Telephone and email efforts to reach the Public Prosecutor’s Office in
Doha, the capital, were not successful. There has been no indication
that the prosecution or the presiding judge, Abdullah al-Emady, is
preparing to drop the case or even consent to bail for a crime that
carries the death penalty in Qatar.
It was the World Cup that took the Huangs and their children to Qatar in
2012. Mr. Huang, an engineer, was recruited for a major infrastructure
project to prepare for the soccer tournament.
The defense contends that Mr. Huang, 37, and Mrs. Huang, 36, had been
trying to manage a severe eating disorder with Gloria, who had spent a
hungry childhood in Ghana. They said she would on occasion go for days
without food, sometimes binging on junk food, or rummaging garbage, or
stealing food that she would hide in her room. Such disorders are not
uncommon among adopted children from deprived countries, American
adoption experts say.
Defense witnesses say Gloria was happy and active the day before her
parents found her in her room on Jan. 15. She was pronounced dead after
they rushed her to a hospital. But the cause of death is a central
matter of dispute.
The Qatar medical examiner, Dr. Anis Mahmoud Khalifa, concluded that she
had died of starvation and dehydration, but provided no photographs or
laboratory tests to substantiate the finding.
A pediatric forensic pathologist retained by the defense, Dr.
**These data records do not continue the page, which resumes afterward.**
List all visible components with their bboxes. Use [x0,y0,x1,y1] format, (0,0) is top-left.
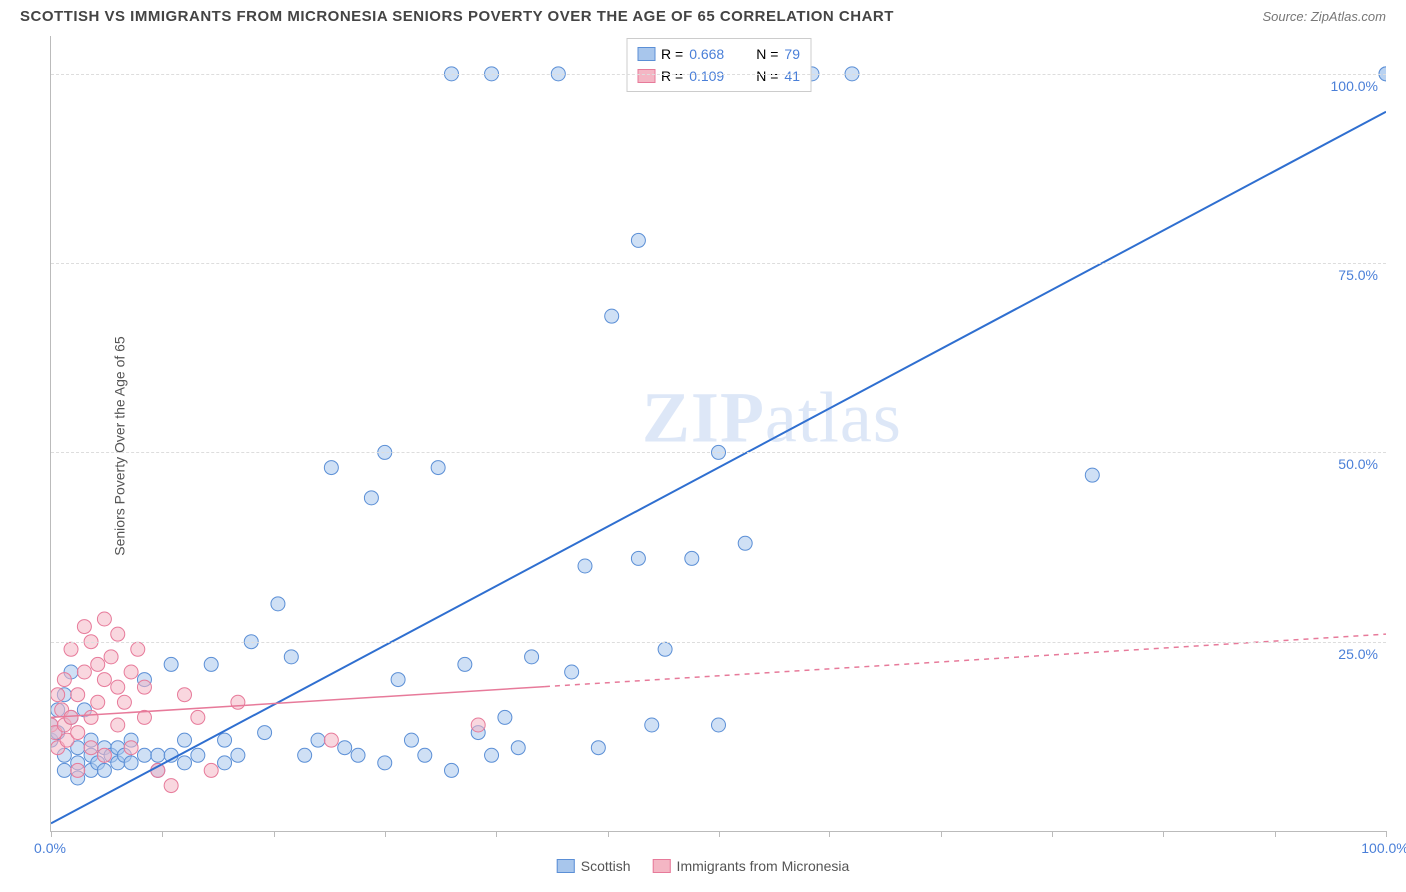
data-point [298,748,312,762]
data-point [658,642,672,656]
data-point [91,695,105,709]
data-point [231,695,245,709]
data-point [712,718,726,732]
y-tick-label: 75.0% [1338,267,1378,283]
data-point [97,748,111,762]
data-point [605,309,619,323]
data-point [124,741,138,755]
legend-swatch [637,47,655,61]
data-point [685,551,699,565]
data-point [404,733,418,747]
legend-swatch [557,859,575,873]
source-attribution: Source: ZipAtlas.com [1262,9,1386,24]
data-point [631,551,645,565]
data-point [64,642,78,656]
data-point [324,733,338,747]
legend-item: Scottish [557,858,631,874]
data-point [111,680,125,694]
data-point [338,741,352,755]
data-point [364,491,378,505]
chart-header: SCOTTISH VS IMMIGRANTS FROM MICRONESIA S… [0,0,1406,29]
data-point [151,748,165,762]
data-point [218,756,232,770]
data-point [1085,468,1099,482]
data-point [124,756,138,770]
legend-swatch [637,69,655,83]
data-point [631,233,645,247]
data-point [178,756,192,770]
legend-item: Immigrants from Micronesia [653,858,850,874]
data-point [351,748,365,762]
data-point [164,779,178,793]
data-point [471,718,485,732]
data-point [525,650,539,664]
data-point [271,597,285,611]
data-point [324,461,338,475]
data-point [445,763,459,777]
data-point [71,726,85,740]
y-tick-label: 100.0% [1331,78,1378,94]
data-point [284,650,298,664]
data-point [458,657,472,671]
data-point [645,718,659,732]
data-point [111,627,125,641]
legend-row: R = 0.109 N = 41 [637,65,800,87]
data-point [738,536,752,550]
x-tick-label: 100.0% [1361,840,1406,856]
data-point [511,741,525,755]
data-point [71,688,85,702]
data-point [57,673,71,687]
data-point [378,756,392,770]
series-legend: Scottish Immigrants from Micronesia [557,858,850,874]
data-point [178,733,192,747]
data-point [591,741,605,755]
data-point [104,650,118,664]
data-point [431,461,445,475]
y-tick-label: 50.0% [1338,456,1378,472]
data-point [97,673,111,687]
data-point [137,680,151,694]
data-point [258,726,272,740]
legend-row: R = 0.668 N = 79 [637,43,800,65]
data-point [97,612,111,626]
data-point [191,748,205,762]
data-point [84,741,98,755]
data-point [131,642,145,656]
data-point [91,657,105,671]
data-point [77,620,91,634]
data-point [64,710,78,724]
data-point [51,688,65,702]
data-point [178,688,192,702]
data-point [84,710,98,724]
scatter-plot-svg [51,36,1386,831]
data-point [391,673,405,687]
data-point [137,748,151,762]
correlation-legend: R = 0.668 N = 79 R = 0.109 N = 41 [626,38,811,92]
data-point [485,748,499,762]
data-point [218,733,232,747]
data-point [578,559,592,573]
data-point [71,763,85,777]
data-point [117,695,131,709]
data-point [57,763,71,777]
data-point [204,657,218,671]
chart-title: SCOTTISH VS IMMIGRANTS FROM MICRONESIA S… [20,8,894,25]
data-point [191,710,205,724]
data-point [418,748,432,762]
y-tick-label: 25.0% [1338,646,1378,662]
data-point [111,718,125,732]
data-point [231,748,245,762]
data-point [204,763,218,777]
data-point [565,665,579,679]
data-point [498,710,512,724]
data-point [311,733,325,747]
trend-line [51,112,1386,824]
chart-plot-area: ZIPatlas R = 0.668 N = 79 R = 0.109 N = … [50,36,1386,832]
data-point [164,657,178,671]
legend-swatch [653,859,671,873]
data-point [124,665,138,679]
x-tick-label: 0.0% [34,840,66,856]
data-point [77,665,91,679]
data-point [97,763,111,777]
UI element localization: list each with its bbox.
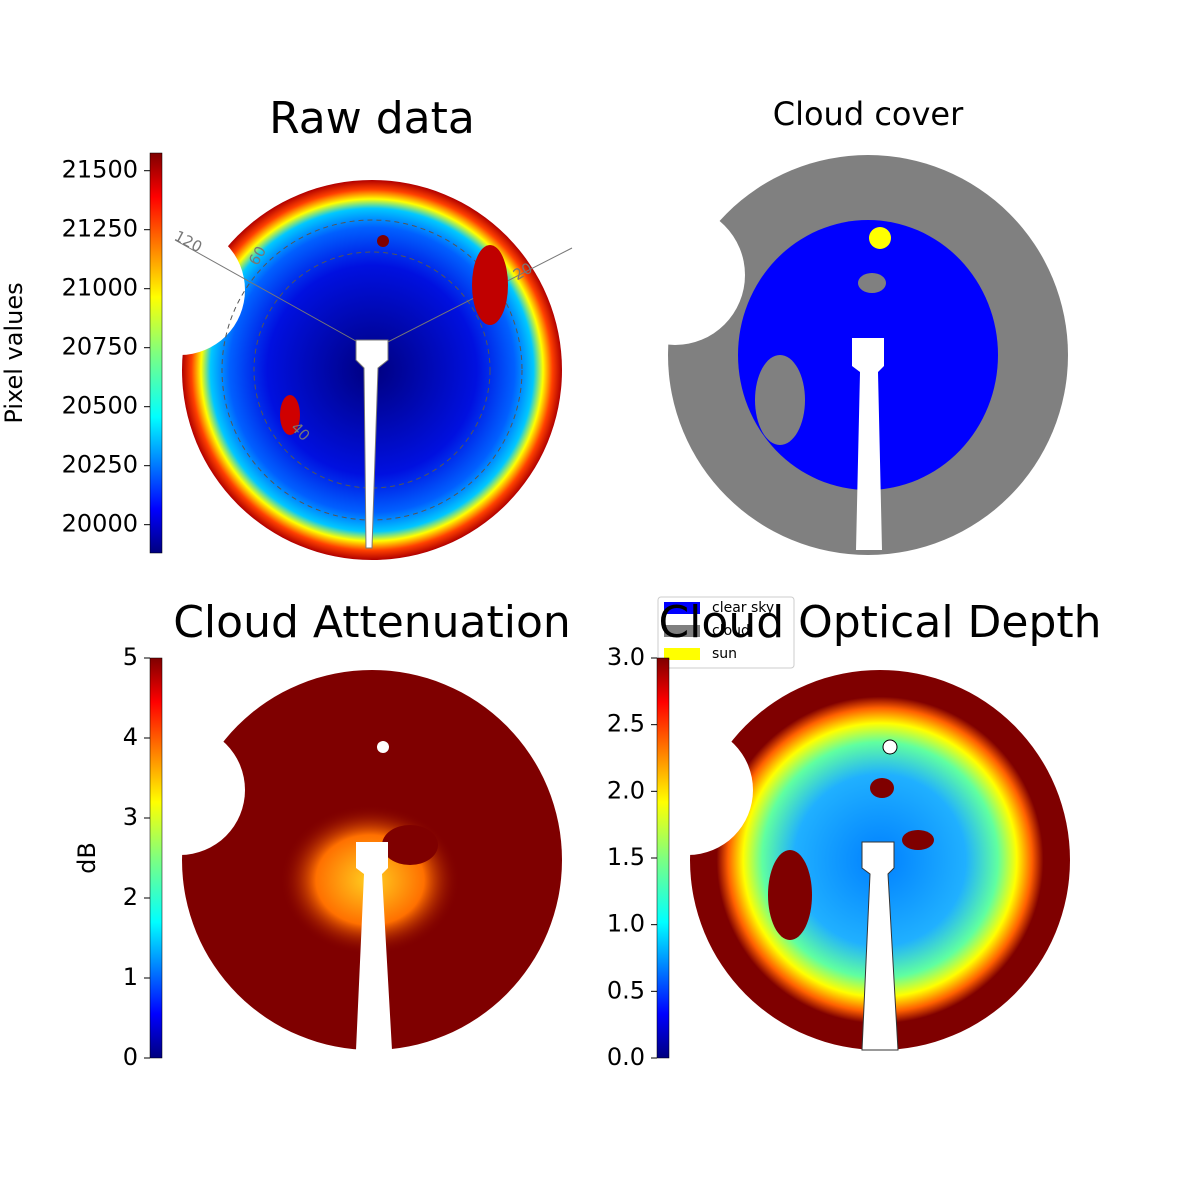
colorbar-tick-label: 20000 [62, 510, 138, 538]
colorbar-tick-label: 0 [123, 1043, 138, 1071]
colorbar-tick-label: 1.5 [607, 843, 645, 871]
colorbar-tick-label: 20750 [62, 333, 138, 361]
attenuation-image [115, 670, 562, 1050]
colorbar-tick-label: 2 [123, 883, 138, 911]
panel-title: Cloud Optical Depth [658, 597, 1101, 648]
colorbar [149, 657, 163, 1059]
legend-swatch [664, 648, 700, 660]
colorbar-tick-label: 3.0 [607, 643, 645, 671]
colorbar-tick-label: 2.0 [607, 776, 645, 804]
legend-label: sun [712, 646, 737, 662]
legend-label: cloud [712, 623, 750, 639]
colorbar [656, 657, 670, 1059]
colorbar-label: dB [73, 842, 101, 874]
colorbar-tick-label: 2.5 [607, 710, 645, 738]
legend-label: clear sky [712, 600, 774, 616]
colorbar-tick-label: 21000 [62, 274, 138, 302]
colorbar-tick-label: 20250 [62, 451, 138, 479]
panel-title: Cloud Attenuation [173, 597, 571, 648]
cloud-cover-image [605, 155, 1068, 555]
colorbar-tick-label: 20500 [62, 392, 138, 420]
colorbar-tick-label: 0.0 [607, 1043, 645, 1071]
colorbar-tick-label: 1.0 [607, 910, 645, 938]
panel-title: Cloud cover [773, 95, 964, 133]
panel-title: Raw data [269, 93, 475, 144]
colorbar-tick-label: 21500 [62, 156, 138, 184]
raw-image [115, 180, 573, 560]
colorbar-tick-label: 3 [123, 803, 138, 831]
cod-image [623, 670, 1070, 1051]
colorbar-tick-label: 21250 [62, 215, 138, 243]
colorbar-tick-label: 5 [123, 643, 138, 671]
colorbar-tick-label: 0.5 [607, 976, 645, 1004]
legend-swatch [664, 625, 700, 637]
colorbar [149, 152, 163, 554]
colorbar-tick-label: 4 [123, 723, 138, 751]
colorbar-label: Pixel values [0, 282, 28, 423]
colorbar-tick-label: 1 [123, 963, 138, 991]
legend-swatch [664, 602, 700, 614]
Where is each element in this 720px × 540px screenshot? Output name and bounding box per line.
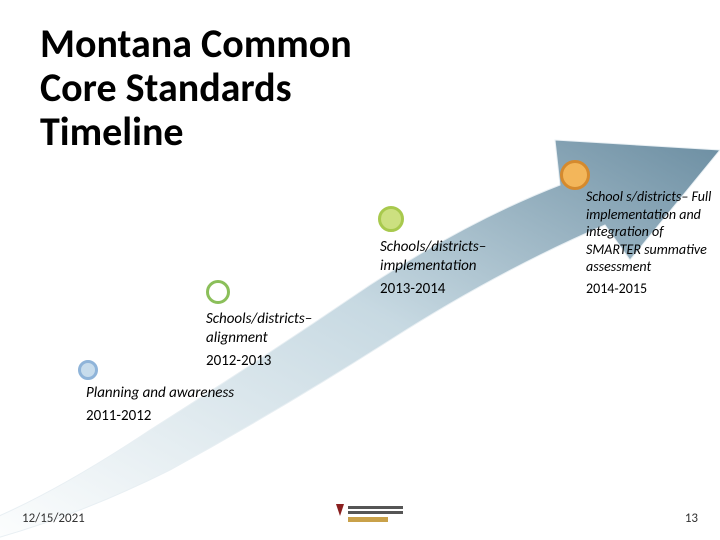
timeline-label-title-2: Schools/districts– implementation xyxy=(380,238,530,276)
timeline-node-1 xyxy=(206,280,230,304)
timeline-node-3 xyxy=(560,160,590,190)
timeline-label-year-1: 2012-2013 xyxy=(206,352,356,371)
timeline-label-year-3: 2014-2015 xyxy=(586,280,720,298)
timeline-label-title-1: Schools/districts– alignment xyxy=(206,310,356,348)
slide-title: Montana Common Core Standards Timeline xyxy=(40,22,420,154)
footer-date: 12/15/2021 xyxy=(22,511,85,526)
timeline-node-2 xyxy=(378,206,404,232)
timeline-label-year-0: 2011-2012 xyxy=(86,407,236,426)
timeline-label-2: Schools/districts– implementation 2013-20… xyxy=(380,238,530,298)
timeline-label-1: Schools/districts– alignment 2012-2013 xyxy=(206,310,356,370)
timeline-label-title-0: Planning and awareness xyxy=(86,384,236,403)
footer-logo xyxy=(330,500,410,528)
timeline-node-0 xyxy=(78,360,98,380)
timeline-label-3: School s/districts– Full implementation … xyxy=(586,188,720,297)
timeline-label-year-2: 2013-2014 xyxy=(380,280,530,299)
footer-page-number: 13 xyxy=(685,511,698,526)
timeline-label-title-3: School s/districts– Full implementation … xyxy=(586,188,720,276)
timeline-label-0: Planning and awareness 2011-2012 xyxy=(86,384,236,426)
slide: Montana Common Core Standards Timeline P… xyxy=(0,0,720,540)
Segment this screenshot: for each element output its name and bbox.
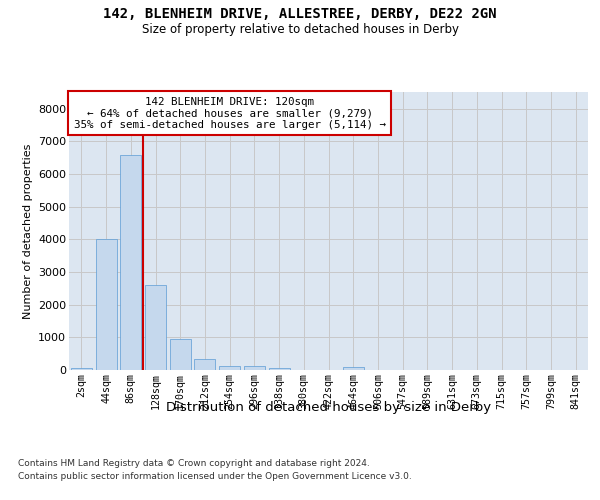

Janice
Ophoven, who specializes in child starvation cases, ruled out that
possibility and noted that the parents had never been questioned about
Gloria’s eating habits.
“One cannot medically diagnose that a child was intentionally starved to
death if the child was seen functioning and walking just a day before
dying,” Dr. Ophoven wrote in a statement to the court that the defense
planned to submit on Wednesday. “This fact alone would appear to
eliminate terminal effects of starvation as a cause of death.”
Eric Volz, the managing director of the David House Agency, said in a
telephone interview that he was “perplexed about why Qatar would let the
case get this far,” and said the United States ambassador to Qatar,
Susan L. Ziadeh, had been “attentive and helpful.” Ms. Ziadeh did not
respond to requests for comment on the case.
Mr. Volz also faulted Mr. Huang’s employer, MWH Global, an engineering
and construction firm based in Broomfield, Colo., asserting that it
should have taken a more aggressive role in helping with the Huangs’
defense. Mr. Huang, he said, “clearly wasn’t prepared for something like
this happening.”
A spokeswoman for MWH, Faithe Gorman-Smith, responded in an email that
the company had paid for the Huangs’ legal counsel when they were
arrested, that it was continuing to pay Mr. Huang’s salary and benefits
and was providing other support for the family, and that it remained
“hopeful for a prompt resolution to this matter.”